Rosetta will be carried aboard an Ariane-5 launcher, its target being Comet 67P/Churyumov-Gerasimenko, which Rosetta will encounter in 2014 after a tortuous 10-year, 790 million kilometre journey through the solar system.

Rosetta comprises a large orbiter and a small lander, carrying a total of 20 scientific instruments.

The comet has a 4km-wide nucleus and orbits the sun every 6.6 years. The probe will orbit the comet before moving toward its nucleus. Its cameras will help scientists choose a suitable landing site. The lander will then be released from a distance of 1km, holding itself onto the surface with two harpoons upon landing.


UK science minister Lord Sainsbury says: "Rosetta will be the first-ever spacecraft to perform a soft landing on a comet's nucleus.

"This will allow Rosetta to carry out more in-depth study [of a comet] than has ever been done before."

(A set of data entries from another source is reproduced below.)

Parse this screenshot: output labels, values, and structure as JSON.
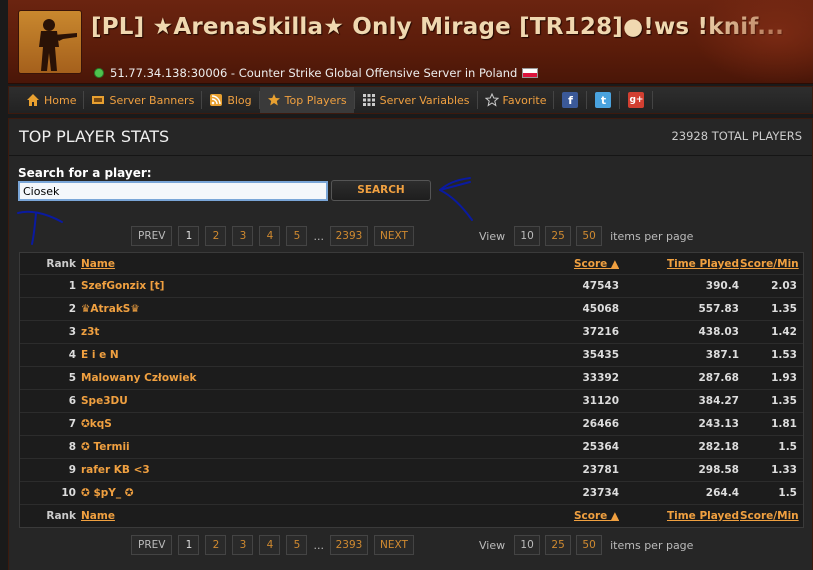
{
  "header": {
    "server_name": "[PL] ★ArenaSkilla★ Only Mirage [TR128]●!ws !knif...",
    "server_info": "51.77.34.138:30006 - Counter Strike Global Offensive Server in Poland"
  },
  "nav": {
    "items": [
      {
        "label": "Home",
        "icon": "home-icon"
      },
      {
        "label": "Server Banners",
        "icon": "banner-icon"
      },
      {
        "label": "Blog",
        "icon": "rss-icon"
      },
      {
        "label": "Top Players",
        "icon": "star-icon"
      },
      {
        "label": "Server Variables",
        "icon": "grid-icon"
      },
      {
        "label": "Favorite",
        "icon": "star-outline-icon"
      }
    ],
    "social": [
      "facebook-icon",
      "twitter-icon",
      "google-plus-icon"
    ]
  },
  "panel": {
    "title": "TOP PLAYER STATS",
    "total": "23928 TOTAL PLAYERS"
  },
  "search": {
    "label": "Search for a player:",
    "value": "Ciosek",
    "button": "SEARCH"
  },
  "pager": {
    "prev": "PREV",
    "pages": [
      "1",
      "2",
      "3",
      "4",
      "5"
    ],
    "ellipsis": "...",
    "last": "2393",
    "next": "NEXT",
    "view_label": "View",
    "per_page": [
      "10",
      "25",
      "50"
    ],
    "per_page_suffix": "items per page"
  },
  "table": {
    "headers": {
      "rank": "Rank",
      "name": "Name",
      "score": "Score ▲",
      "time": "Time Played",
      "spm": "Score/Min"
    },
    "rows": [
      {
        "rank": "1",
        "name": "SzefGonzix [t]",
        "score": "47543",
        "time": "390.4",
        "spm": "2.03"
      },
      {
        "rank": "2",
        "name": "♛AtrakS♛",
        "score": "45068",
        "time": "557.83",
        "spm": "1.35"
      },
      {
        "rank": "3",
        "name": "z3t",
        "score": "37216",
        "time": "438.03",
        "spm": "1.42"
      },
      {
        "rank": "4",
        "name": "E i e N",
        "score": "35435",
        "time": "387.1",
        "spm": "1.53"
      },
      {
        "rank": "5",
        "name": "Malowany Człowiek",
        "score": "33392",
        "time": "287.68",
        "spm": "1.93"
      },
      {
        "rank": "6",
        "name": "Spe3DU",
        "score": "31120",
        "time": "384.27",
        "spm": "1.35"
      },
      {
        "rank": "7",
        "name": "✪kqS",
        "score": "26466",
        "time": "243.13",
        "spm": "1.81"
      },
      {
        "rank": "8",
        "name": "✪ Termii",
        "score": "25364",
        "time": "282.18",
        "spm": "1.5"
      },
      {
        "rank": "9",
        "name": "rafer KB <3",
        "score": "23781",
        "time": "298.58",
        "spm": "1.33"
      },
      {
        "rank": "10",
        "name": "✪ $pY_ ✪",
        "score": "23734",
        "time": "264.4",
        "spm": "1.5"
      }
    ]
  },
  "colors": {
    "accent": "#f0a040",
    "header_bg": "#5a1c0a",
    "panel_bg": "#262626",
    "annotation": "#0a1aa0"
  }
}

The $1.2 billion project will allow scientists to look back 4.6 billion years to a time when no planets existed.

Rosetta was initially grounded after another Ariane-5 vehicle exploded 4min into a flight from Kourou. The delay put the original mission's target, Comet Wirtanen, out of range.

Rosetta's industrial team involves more than 50 contractors from 14 European countries and the United States. The prime spacecraft contractor is Astrium Germany. Major subcontractors are Astrium UK (spacecraft platform), Astrium France (spacecraft avionics) and Alenia Spazio (assembly, integration and verification).